Duplicati.Library.Interface.UserInformationException: The database was attempted repaired, but the repair did not complete. This database may be incomplete and the backup process cannot continue. You may delete the local database and attempt to repair it again.

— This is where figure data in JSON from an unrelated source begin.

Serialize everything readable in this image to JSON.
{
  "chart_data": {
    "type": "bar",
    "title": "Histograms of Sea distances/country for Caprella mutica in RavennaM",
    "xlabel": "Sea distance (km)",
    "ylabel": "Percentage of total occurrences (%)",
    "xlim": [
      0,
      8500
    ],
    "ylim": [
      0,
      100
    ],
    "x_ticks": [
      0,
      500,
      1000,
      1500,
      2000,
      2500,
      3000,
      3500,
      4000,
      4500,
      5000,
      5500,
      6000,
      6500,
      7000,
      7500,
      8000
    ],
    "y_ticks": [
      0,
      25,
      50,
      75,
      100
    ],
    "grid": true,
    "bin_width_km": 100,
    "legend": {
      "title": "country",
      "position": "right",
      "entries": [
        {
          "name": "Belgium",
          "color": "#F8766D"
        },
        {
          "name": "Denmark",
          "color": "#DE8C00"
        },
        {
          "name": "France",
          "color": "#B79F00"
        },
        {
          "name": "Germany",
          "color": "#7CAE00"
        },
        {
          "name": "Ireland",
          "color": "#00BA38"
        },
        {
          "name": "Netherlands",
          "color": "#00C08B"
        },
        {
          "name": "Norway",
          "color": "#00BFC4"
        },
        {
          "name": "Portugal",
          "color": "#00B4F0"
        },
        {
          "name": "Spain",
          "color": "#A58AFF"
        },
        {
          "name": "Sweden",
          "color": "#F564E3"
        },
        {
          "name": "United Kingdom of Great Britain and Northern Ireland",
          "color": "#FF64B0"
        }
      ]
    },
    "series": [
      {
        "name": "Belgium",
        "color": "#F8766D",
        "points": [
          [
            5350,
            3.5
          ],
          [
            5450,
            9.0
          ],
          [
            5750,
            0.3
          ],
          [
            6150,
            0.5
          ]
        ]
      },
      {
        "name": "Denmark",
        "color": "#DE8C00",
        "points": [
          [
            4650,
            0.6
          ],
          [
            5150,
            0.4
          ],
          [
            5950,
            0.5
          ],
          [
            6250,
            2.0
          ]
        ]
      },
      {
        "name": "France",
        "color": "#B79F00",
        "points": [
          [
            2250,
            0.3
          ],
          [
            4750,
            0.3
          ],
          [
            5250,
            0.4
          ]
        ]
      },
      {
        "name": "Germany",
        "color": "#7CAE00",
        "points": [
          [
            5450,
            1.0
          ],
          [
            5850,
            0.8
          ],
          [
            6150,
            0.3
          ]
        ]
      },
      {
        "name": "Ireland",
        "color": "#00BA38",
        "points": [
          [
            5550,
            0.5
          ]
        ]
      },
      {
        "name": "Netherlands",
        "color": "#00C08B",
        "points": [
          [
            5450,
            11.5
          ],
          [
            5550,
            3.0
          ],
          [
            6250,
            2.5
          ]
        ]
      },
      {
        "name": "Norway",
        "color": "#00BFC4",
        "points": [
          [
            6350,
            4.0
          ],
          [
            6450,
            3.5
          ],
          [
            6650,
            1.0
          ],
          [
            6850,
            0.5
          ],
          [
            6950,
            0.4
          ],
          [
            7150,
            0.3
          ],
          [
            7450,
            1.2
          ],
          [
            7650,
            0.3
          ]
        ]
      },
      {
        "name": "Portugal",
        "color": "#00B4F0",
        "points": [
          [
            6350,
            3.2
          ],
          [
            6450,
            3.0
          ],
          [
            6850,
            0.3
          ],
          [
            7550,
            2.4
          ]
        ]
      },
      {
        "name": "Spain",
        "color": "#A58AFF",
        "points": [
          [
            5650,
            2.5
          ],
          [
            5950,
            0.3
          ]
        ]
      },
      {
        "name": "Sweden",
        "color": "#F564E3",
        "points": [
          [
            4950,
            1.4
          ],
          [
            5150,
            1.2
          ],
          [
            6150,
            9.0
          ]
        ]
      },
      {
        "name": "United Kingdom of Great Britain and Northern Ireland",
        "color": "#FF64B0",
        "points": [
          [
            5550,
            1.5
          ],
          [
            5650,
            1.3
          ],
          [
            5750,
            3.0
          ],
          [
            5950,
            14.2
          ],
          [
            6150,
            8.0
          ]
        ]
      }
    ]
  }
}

  at Duplicati.Library.Main.Operation.BackupHandler.RunAsync (System.String[] sources, Duplicati.Library.Utility.IFilter filter, System.Threading.CancellationToken token) [0x00122] in <e4ba2224a87c42cbadcd524985619ee3>:0 
  at CoCoL.ChannelExtensions.WaitForTaskOrThrow (System.Threading.Tasks.Task task) [0x00050] in <9a758ff4db6c48d6b3d4d0e5c2adf6d1>:0 
  at Duplicati.Library.Main.Operation.BackupHandler.Run (System.String[] sources, Duplicati.Library.Utility.IFilter filter, System.Threading.CancellationToken token) [0x00009] in <e4ba2224a87c42cbadcd524985619ee3>:0 
  at Duplicati.Library.Main.Controller+<>c__DisplayClass14_0.<Backup>b__0 (Duplicati.Library.Main.BackupResults result) [0x0004b] in <e4ba2224a87c42cbadcd524985619ee3>:0 
  at Duplicati.Library.Main.Controller.RunAction[T] (T result, System.String[]& paths, Duplicati.Library.Utility.IFilter& filter, System.Action`1[T] method) [0x0026f] in <e4ba2224a87c42cbadcd524985619ee3>:0 
  at Duplicati.Library.Main.Controller.Backup (System.String[] inputsources, Duplicati.Library.Utility.IFilter filter) [0x00074] in <e4ba2224a87c42cbadcd524985619ee3>:0 
  at Duplicati.Server.Runner.Run (Duplicati.Server.Runner+IRunnerData data, System.Boolean fromQueue) [0x00349] in <d38f460035ab4f3b9bab2fc91e2cec32>:0 

So, what else should I capture for a new case? Set anything else? Send export of configuration of the test backup?

Corrupted database after communication / connection errors #4516 is the issue, I guess. Thanks for filing.
I might post a reverse link back to this post anyway, in case it helps, but the work on issue is looking good.